Again from Yancey’s book:
“God did not condemn Job’s doubt and despair, only his ignorance. The phrase “the patience of Job” hardly fits the stream of invective that poured from Job’s mouth. Job did not take his pain meekly; he cried out in protest to God. His strong remarks scandalized his friends but not God. Need we worry about somehow insulting God with an outburst triggered by stress or pain? Not according to this book. Ina touch of supreme irony, God ordered Job’s friends to seek repentance from Job himself, the object of their pious condescension.”
I’ve spent the last two years filling journal after journal with Job-like questions and outburst of anger and rage at circumstances: What have I done to deserve this God? What do I need to repent of? Just tell me what I need to do and I will do it God! I’ve fasted and prayed. I’ve confessed and repented. I’ve gotten prayer. I’ve sought the wisdom and advise of those older and infinitely more wise than me. What more can I do? Just talk to me!! Thank God for the book of Job and the permission it grants us to come before God with all of our emotions and thoughts, no matter how dark or desperate and seemingly lacking in faith they are.
I’ve learned what not to do and say from well-meaning people who have said all sorts of “right sounding” things to me in an attempt to help me get better. It only made things worse for me.
I have learned THE MOST FROM a few friends and my simply amazing and godly husband who stood by and with me during the last couple of years. Years which has been the most painful, confusing and traumatizing of my life. One of these friends put it well when they said they feel like they have been sitting silently in an open grave with me for the past year. It takes an amazing human being and committed follower of Jesus to simply choose to sit in an open grave with someone while they grieve and rage and weep and question everything about their faith walk without condemning or offering up unwanted and usually unhelpful advise. These friends and my husband and kids did not try to talk me out of my pain, explain the unexplainable or divert me from the process of working this out with Jesus and on His time-table. They were not ashamed nor were they embarrassed by my emotional pain, mental anguish or spiritual oppression. They didn’t shame me when I demanded answers from God by telling me my faith was weak and I “Just needed to trust God in this.” I knew that! But I still wanted answers. I still wanted God to speak into the pain and give it meaning. But, amazing friends and family that they are, they also gently and firmly held me accountable to my thoughts, feelings, actions and behaviors.
Sometimes the best way to help another person in pain is to simply be selfless enough to sit in an open grave with them and help them hang on to the hem of Jesus’ robe. The best way to help another person in pain is to acknowledge the pain and be the kind of long-term friend/pastor/spouse/parent/child/leader who will see you through all the way to the other side without once abandoning ship to save your own skin.

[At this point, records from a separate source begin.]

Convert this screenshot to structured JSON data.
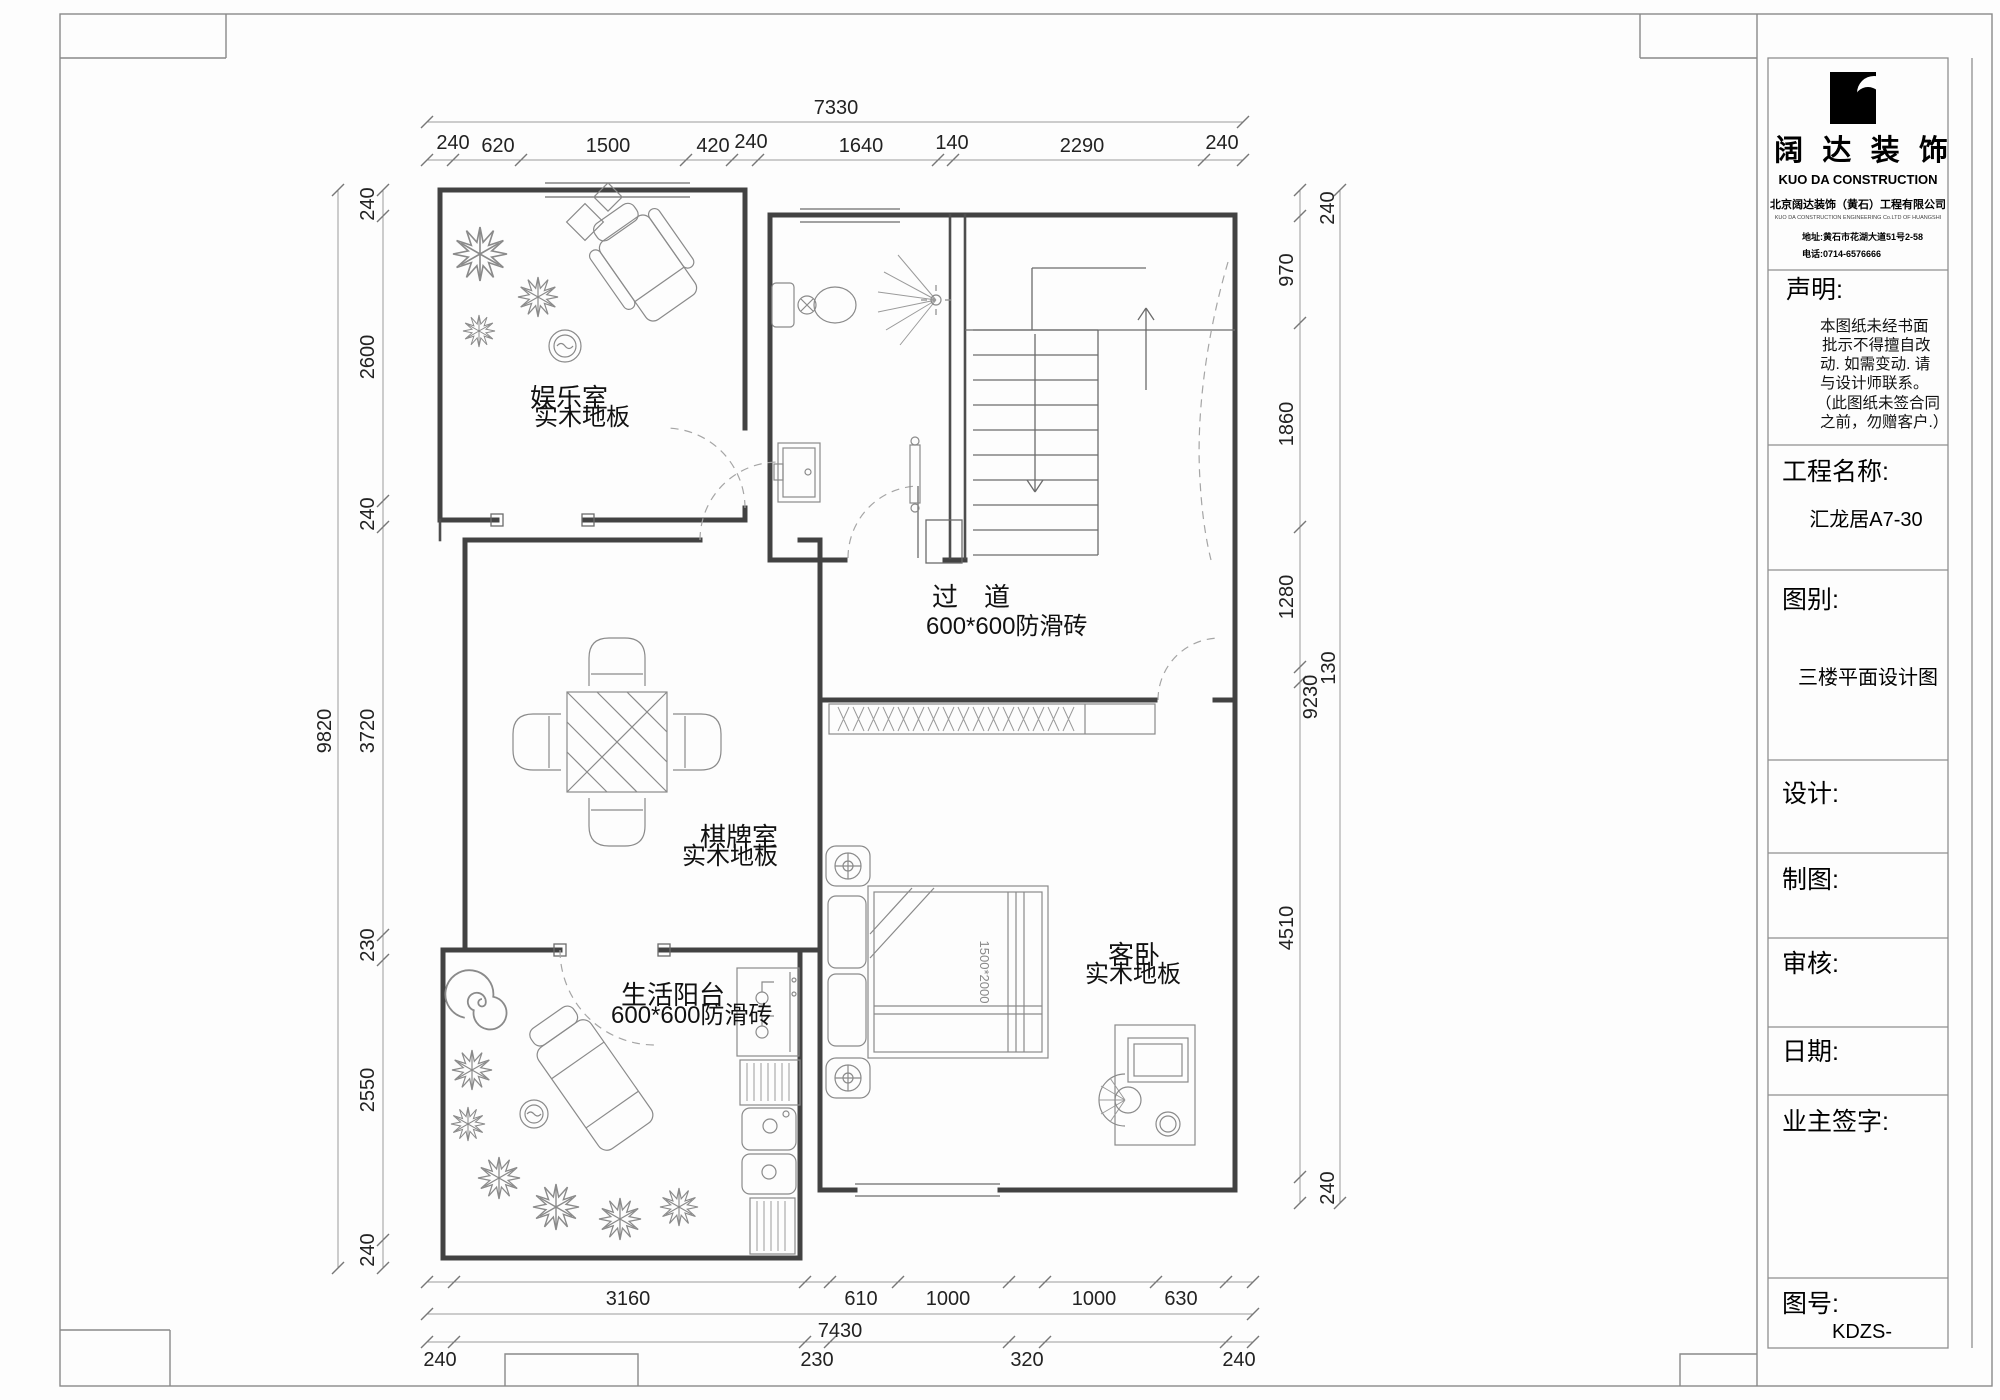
{
  "sheet": {
    "dims": {
      "top_total": "7330",
      "top": [
        "240",
        "620",
        "1500",
        "420",
        "240",
        "1640",
        "140",
        "2290",
        "240"
      ],
      "left_total": "9820",
      "left": [
        "240",
        "2600",
        "240",
        "3720",
        "230",
        "2550",
        "240"
      ],
      "right_total": "9230",
      "right_side": [
        "240",
        "970",
        "1860",
        "1280",
        "130",
        "4510",
        "240"
      ],
      "bottom_row1": [
        "3160",
        "610",
        "1000",
        "1000",
        "630"
      ],
      "bottom_total": "7430",
      "bottom_row2": [
        "240",
        "230",
        "320",
        "240"
      ]
    },
    "rooms": {
      "entertainment": {
        "name": "娱乐室",
        "floor": "实木地板"
      },
      "corridor": {
        "name": "过　道",
        "floor": "600*600防滑砖"
      },
      "chess": {
        "name": "棋牌室",
        "floor": "实木地板"
      },
      "balcony": {
        "name": "生活阳台",
        "floor": "600*600防滑砖"
      },
      "guest_bedroom": {
        "name": "客卧",
        "floor": "实木地板"
      }
    },
    "bed_size_label": "1500*2000"
  },
  "title_block": {
    "brand": {
      "name_cn": "阔 达 装 饰",
      "name_en": "KUO DA CONSTRUCTION",
      "company": "北京阔达装饰（黄石）工程有限公司",
      "company_en": "KUO DA CONSTRUCTION ENGINEERING Co.LTD OF HUANGSHI",
      "address": "地址:黄石市花湖大道51号2-58",
      "phone": "电话:0714-6576666"
    },
    "statement": {
      "label": "声明:",
      "lines": [
        "本图纸未经书面",
        "批示不得擅自改",
        "动. 如需变动. 请",
        "与设计师联系。",
        "（此图纸未签合同",
        "之前，勿赠客户.）"
      ]
    },
    "project": {
      "label": "工程名称:",
      "value": "汇龙居A7-30"
    },
    "sheet_type": {
      "label": "图别:",
      "value": "三楼平面设计图"
    },
    "designer": {
      "label": "设计:"
    },
    "drafter": {
      "label": "制图:"
    },
    "reviewer": {
      "label": "审核:"
    },
    "date": {
      "label": "日期:"
    },
    "owner": {
      "label": "业主签字:"
    },
    "sheet_no": {
      "label": "图号:",
      "value": "KDZS-"
    }
  }
}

This experience has forever changed how I will serve and minister to the broken and hurting in life. I will still use the skill set and the gifts the Holy Spirit has given me to counsel and coach, but it comes from a totally different place with a renewed perspective and empathy like I have never had before. AND a deep respect for the gift of silence.
Finally, to those of you who sat with me in the grave
You know who you are and I would not be at this place of peace and joy without your quiet, humble, loving support. I am eternally and deeply grateful for you.